In examining the (non)decision to use the bomb, for example,
international relations, management, and political science majors help
their peers understand and critique diplomatic, organizational, and
political analyses of the Asia-Pacific War endgame. History, English and
film studies, psychology, philosophy, classics and Japanese studies
majors provide their own insights as we look at the history of the Cold
War in America and Japan, and at the various artifacts from that era.
Originally I had intended merely to cultivate in students the capacity
for comprehending how, on the one hand, American war veterans could see
the Hiroshima bombing as deliverance, and on the other hand,
anti-nuclear peace advocates understood it as a symbol of death.

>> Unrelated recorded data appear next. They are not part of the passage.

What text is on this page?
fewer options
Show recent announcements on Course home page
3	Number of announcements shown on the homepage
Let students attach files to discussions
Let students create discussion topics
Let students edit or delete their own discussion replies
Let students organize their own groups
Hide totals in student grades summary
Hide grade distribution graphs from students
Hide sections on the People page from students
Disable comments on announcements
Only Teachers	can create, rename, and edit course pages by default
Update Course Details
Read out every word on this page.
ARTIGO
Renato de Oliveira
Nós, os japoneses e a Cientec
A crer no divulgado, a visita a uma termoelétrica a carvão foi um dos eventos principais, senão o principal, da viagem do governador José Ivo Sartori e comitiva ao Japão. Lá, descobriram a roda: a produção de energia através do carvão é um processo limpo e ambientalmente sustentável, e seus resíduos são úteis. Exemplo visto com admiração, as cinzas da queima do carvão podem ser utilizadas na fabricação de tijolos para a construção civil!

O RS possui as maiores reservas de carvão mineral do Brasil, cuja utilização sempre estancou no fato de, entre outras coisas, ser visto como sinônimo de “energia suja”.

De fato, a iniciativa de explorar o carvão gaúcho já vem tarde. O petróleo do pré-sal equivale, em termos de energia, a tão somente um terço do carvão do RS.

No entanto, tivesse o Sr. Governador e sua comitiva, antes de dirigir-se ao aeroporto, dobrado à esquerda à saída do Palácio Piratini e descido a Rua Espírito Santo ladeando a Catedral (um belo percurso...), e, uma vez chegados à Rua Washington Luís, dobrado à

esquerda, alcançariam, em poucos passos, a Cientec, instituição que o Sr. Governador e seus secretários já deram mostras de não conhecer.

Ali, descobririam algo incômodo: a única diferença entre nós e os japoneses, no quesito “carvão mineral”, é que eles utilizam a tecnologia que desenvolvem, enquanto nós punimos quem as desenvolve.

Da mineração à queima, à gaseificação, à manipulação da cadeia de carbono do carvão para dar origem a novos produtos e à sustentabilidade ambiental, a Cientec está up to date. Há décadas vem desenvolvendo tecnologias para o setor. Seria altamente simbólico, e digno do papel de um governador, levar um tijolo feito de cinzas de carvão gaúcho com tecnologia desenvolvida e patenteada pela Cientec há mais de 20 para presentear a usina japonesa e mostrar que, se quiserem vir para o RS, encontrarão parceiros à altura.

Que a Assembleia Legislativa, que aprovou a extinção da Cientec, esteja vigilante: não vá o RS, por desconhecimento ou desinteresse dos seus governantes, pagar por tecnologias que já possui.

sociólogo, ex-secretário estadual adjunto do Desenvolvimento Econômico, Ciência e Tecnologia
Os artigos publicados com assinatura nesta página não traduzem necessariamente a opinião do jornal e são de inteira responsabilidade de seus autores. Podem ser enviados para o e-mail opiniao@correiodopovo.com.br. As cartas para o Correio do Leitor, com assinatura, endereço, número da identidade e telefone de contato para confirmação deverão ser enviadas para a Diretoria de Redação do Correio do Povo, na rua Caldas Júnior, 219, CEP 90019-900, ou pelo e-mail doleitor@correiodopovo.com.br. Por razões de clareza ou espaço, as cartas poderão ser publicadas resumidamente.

The course would conclude with an eventual Lifton-esque appreciation for
how impending nuclear holocaust could lead to our potential salvation
through species consciousness. But as students learned from and
challenged each other, with the instructor serving at times as ad-hoc
devil’s advocate, we were ineluctably led to recognize: the power and
limits of the authority of the expert and witness (be he/she veteran or
victim); the epistemological and ontological constraints of the human
condition that holocaust culture reveals; and more generally the
ambivalent relationship of citizen and scientist, soldier, poet, and
artist to nation, state, and humanity.
The nature of the approach precludes deeply theoretical analysis, but
this is probably appropriate to the well-educated non-academic member of
society that most students become. I hope that my discussion of
“Hiroshima: Eros or Thanatos?” would fit well in a panel including other
presenters’ experiences in teaching Hiroshima.